Association of accelerometer-derived step volume and intensity with hospitalizations and mortality in older adults: A prospective cohort study.

2021 
Background To examine the associations of accelerometer-derived steps volume and intensity with hospitalizations and all-cause mortality in older adults. Methods This prospective cohort study involved 768 community-dwelling Spanish older adults (78.8 ± 4.9 years, mean ± SD; 53.9% females) from the Toledo Study for Healthy Aging (2012-2017).
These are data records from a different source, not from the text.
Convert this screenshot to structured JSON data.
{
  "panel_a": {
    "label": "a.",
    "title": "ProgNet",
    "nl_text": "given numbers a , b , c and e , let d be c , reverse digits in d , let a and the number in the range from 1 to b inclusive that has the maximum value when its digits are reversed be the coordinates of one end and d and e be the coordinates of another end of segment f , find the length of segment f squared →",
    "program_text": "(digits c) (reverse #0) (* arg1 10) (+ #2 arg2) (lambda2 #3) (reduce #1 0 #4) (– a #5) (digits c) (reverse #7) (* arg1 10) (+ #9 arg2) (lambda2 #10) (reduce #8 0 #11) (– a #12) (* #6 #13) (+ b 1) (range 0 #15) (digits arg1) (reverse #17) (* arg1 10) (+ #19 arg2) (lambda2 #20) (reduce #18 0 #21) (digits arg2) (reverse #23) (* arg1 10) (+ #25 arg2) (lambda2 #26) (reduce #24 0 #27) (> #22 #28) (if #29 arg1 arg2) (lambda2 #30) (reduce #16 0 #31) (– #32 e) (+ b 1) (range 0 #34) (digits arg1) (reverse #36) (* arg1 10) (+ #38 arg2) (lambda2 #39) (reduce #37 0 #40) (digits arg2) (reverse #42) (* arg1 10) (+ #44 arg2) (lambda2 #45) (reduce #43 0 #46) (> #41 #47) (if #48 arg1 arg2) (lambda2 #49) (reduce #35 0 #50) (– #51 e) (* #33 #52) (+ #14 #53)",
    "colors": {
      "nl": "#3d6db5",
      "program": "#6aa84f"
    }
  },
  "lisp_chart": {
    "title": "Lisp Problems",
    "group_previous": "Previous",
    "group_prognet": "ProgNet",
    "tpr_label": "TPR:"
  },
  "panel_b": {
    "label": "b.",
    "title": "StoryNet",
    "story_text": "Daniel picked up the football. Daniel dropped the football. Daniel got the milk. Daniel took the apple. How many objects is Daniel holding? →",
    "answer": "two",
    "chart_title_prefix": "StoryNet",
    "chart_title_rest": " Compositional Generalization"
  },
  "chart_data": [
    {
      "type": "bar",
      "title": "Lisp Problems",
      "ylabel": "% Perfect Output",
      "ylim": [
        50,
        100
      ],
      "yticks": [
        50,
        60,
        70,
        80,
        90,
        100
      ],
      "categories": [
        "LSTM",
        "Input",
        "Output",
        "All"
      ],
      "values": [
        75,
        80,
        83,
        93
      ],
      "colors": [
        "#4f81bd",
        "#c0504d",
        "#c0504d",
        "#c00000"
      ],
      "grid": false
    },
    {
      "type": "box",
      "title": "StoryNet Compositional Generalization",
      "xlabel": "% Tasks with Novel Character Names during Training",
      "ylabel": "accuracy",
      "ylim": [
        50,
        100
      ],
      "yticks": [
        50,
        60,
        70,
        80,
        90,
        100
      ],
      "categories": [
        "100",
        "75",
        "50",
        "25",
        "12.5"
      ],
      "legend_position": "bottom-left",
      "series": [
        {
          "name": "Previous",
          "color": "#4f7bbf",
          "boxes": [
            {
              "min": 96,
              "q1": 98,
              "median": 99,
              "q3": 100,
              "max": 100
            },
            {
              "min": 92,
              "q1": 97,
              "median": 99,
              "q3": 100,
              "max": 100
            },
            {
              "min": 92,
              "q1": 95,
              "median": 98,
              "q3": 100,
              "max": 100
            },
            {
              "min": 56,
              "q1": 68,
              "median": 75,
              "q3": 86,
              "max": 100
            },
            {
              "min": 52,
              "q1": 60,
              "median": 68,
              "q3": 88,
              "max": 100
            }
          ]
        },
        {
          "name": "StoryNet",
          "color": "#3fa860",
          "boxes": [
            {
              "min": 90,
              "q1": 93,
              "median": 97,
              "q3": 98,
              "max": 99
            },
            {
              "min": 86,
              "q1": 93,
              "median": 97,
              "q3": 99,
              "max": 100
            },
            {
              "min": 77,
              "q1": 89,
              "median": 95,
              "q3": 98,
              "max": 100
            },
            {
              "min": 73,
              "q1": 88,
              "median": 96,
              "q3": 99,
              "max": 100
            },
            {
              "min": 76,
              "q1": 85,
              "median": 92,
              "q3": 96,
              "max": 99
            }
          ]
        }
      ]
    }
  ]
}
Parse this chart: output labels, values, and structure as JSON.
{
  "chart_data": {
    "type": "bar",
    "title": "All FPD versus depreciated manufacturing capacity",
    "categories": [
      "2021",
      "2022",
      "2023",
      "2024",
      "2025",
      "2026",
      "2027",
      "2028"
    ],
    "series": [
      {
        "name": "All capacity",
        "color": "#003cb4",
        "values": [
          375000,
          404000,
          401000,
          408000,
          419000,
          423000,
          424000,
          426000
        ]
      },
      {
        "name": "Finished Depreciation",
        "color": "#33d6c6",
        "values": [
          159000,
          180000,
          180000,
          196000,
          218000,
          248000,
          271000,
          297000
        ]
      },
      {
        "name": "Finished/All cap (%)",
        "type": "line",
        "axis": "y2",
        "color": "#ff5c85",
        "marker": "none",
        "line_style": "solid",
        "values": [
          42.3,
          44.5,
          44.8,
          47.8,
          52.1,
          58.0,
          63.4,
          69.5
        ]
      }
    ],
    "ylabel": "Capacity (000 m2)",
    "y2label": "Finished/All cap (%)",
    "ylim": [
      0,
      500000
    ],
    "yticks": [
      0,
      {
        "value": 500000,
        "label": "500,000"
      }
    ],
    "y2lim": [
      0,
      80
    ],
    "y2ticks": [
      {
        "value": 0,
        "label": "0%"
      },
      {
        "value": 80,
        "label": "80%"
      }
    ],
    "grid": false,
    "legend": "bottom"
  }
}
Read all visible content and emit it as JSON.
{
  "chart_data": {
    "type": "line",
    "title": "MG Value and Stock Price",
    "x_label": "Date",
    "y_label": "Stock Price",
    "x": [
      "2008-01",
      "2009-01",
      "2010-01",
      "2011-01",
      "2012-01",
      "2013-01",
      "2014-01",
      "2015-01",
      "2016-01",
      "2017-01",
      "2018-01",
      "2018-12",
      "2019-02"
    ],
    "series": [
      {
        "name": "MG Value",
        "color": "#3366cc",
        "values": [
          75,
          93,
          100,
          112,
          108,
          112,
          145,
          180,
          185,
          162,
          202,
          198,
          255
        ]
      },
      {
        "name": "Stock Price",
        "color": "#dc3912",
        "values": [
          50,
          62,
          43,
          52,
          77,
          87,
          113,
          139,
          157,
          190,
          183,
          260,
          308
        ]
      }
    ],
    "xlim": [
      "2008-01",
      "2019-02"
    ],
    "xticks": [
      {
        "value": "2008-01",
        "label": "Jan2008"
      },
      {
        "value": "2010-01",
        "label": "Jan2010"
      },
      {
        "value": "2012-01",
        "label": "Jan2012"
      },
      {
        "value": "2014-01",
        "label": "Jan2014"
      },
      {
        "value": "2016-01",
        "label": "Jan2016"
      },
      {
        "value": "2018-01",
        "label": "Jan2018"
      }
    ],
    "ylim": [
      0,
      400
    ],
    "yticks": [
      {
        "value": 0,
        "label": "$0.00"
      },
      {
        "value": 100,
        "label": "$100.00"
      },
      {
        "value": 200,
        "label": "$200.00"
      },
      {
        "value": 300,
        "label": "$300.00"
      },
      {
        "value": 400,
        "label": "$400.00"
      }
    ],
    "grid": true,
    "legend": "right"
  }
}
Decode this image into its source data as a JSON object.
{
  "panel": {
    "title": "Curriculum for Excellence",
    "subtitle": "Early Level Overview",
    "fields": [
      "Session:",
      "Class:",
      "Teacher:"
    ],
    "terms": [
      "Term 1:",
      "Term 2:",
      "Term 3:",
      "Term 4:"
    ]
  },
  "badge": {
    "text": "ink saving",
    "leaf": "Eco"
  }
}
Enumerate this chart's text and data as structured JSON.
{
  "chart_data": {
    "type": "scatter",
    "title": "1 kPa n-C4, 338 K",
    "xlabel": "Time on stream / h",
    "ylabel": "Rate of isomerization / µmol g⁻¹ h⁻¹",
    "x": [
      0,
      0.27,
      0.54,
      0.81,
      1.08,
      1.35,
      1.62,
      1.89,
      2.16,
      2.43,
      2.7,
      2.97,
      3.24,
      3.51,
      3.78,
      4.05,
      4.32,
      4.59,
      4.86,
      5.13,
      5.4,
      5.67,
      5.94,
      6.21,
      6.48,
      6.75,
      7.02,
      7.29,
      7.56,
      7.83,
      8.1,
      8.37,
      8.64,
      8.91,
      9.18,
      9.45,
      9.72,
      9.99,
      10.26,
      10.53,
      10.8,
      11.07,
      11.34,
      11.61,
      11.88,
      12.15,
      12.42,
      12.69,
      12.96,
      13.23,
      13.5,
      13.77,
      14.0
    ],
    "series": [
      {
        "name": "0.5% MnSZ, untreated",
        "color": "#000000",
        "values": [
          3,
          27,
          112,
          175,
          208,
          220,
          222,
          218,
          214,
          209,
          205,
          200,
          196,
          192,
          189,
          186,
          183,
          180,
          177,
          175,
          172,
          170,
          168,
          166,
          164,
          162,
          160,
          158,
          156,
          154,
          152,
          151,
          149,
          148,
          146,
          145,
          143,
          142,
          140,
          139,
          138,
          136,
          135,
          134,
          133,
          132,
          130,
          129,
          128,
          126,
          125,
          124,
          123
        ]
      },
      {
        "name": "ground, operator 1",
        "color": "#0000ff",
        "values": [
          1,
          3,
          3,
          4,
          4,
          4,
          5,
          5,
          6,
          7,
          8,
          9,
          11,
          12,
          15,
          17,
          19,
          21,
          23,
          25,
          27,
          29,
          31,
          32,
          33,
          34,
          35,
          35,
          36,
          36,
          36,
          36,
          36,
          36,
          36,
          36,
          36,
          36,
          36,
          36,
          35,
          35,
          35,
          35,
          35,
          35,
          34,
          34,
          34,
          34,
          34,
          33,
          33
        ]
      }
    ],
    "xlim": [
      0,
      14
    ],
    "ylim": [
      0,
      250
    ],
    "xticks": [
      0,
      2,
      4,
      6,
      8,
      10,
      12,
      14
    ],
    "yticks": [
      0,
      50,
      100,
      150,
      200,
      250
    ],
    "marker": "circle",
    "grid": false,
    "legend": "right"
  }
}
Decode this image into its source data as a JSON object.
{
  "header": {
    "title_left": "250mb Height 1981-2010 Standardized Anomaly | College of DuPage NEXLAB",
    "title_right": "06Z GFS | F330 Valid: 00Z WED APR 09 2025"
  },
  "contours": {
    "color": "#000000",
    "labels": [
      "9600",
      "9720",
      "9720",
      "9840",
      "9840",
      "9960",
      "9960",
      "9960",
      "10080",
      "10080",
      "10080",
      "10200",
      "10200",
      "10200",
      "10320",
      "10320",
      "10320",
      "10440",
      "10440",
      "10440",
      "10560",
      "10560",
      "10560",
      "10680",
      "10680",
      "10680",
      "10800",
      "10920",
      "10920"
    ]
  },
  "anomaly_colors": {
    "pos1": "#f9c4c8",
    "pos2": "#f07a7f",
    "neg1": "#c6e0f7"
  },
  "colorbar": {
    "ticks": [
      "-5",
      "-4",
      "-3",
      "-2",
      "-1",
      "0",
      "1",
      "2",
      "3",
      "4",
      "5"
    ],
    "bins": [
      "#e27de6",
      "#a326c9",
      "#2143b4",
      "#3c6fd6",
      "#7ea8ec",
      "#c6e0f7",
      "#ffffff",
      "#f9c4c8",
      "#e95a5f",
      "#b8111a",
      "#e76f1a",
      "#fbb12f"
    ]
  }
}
The number of steps per day and step cadence (steps/min) were derived from a hip-mounted accelerometer worn for at least four days at baseline. Participants were followed up over a mean period of 3.1 years for hospitalization and 5.7 years for all-cause mortality. Cox proportional hazards regression models were used to estimate the individual and joint associations between daily steps and stepping intensity with hospitalizations and all-cause mortality. Results Included participants walked 5835 ± 3445 steps/day (mean ± SD) with a intensity 7.3 ± 4.1 steps/min. After adjusting for age, sex, body mass index (BMI), education, income, marital status and comorbidities, higher step count (hazard ratio (HR) = 0.95 95% confidence intervals (95%CI: 0.90-1.00), and HR = 0.87 (95%CI: 0.81-0.95) per additional 1,000 steps) and higher step intensity (HR = 0.95 (95%CI: 0.91-0.99), and HR = 0.89 (95%CI: 0.84-0.95) per each additional step/min) were associated with lower hospitalizations and all-cause mortality risk, respectively. Compared to the group having low step volume and intensity, individuals in the group having high step volume and intensity had a lower risk of hospitalization (HR = 0.72 (95%CI: 0.52-0.98)) and all-cause mortality (HR = 0.60 (95%CI: 0.37-0.98)). Conclusion Among older adults, both high step volume and step intensity were significantly associated with lower hospitalization and all-cause mortality risk. Increasing step volume and intensity may benefit older people.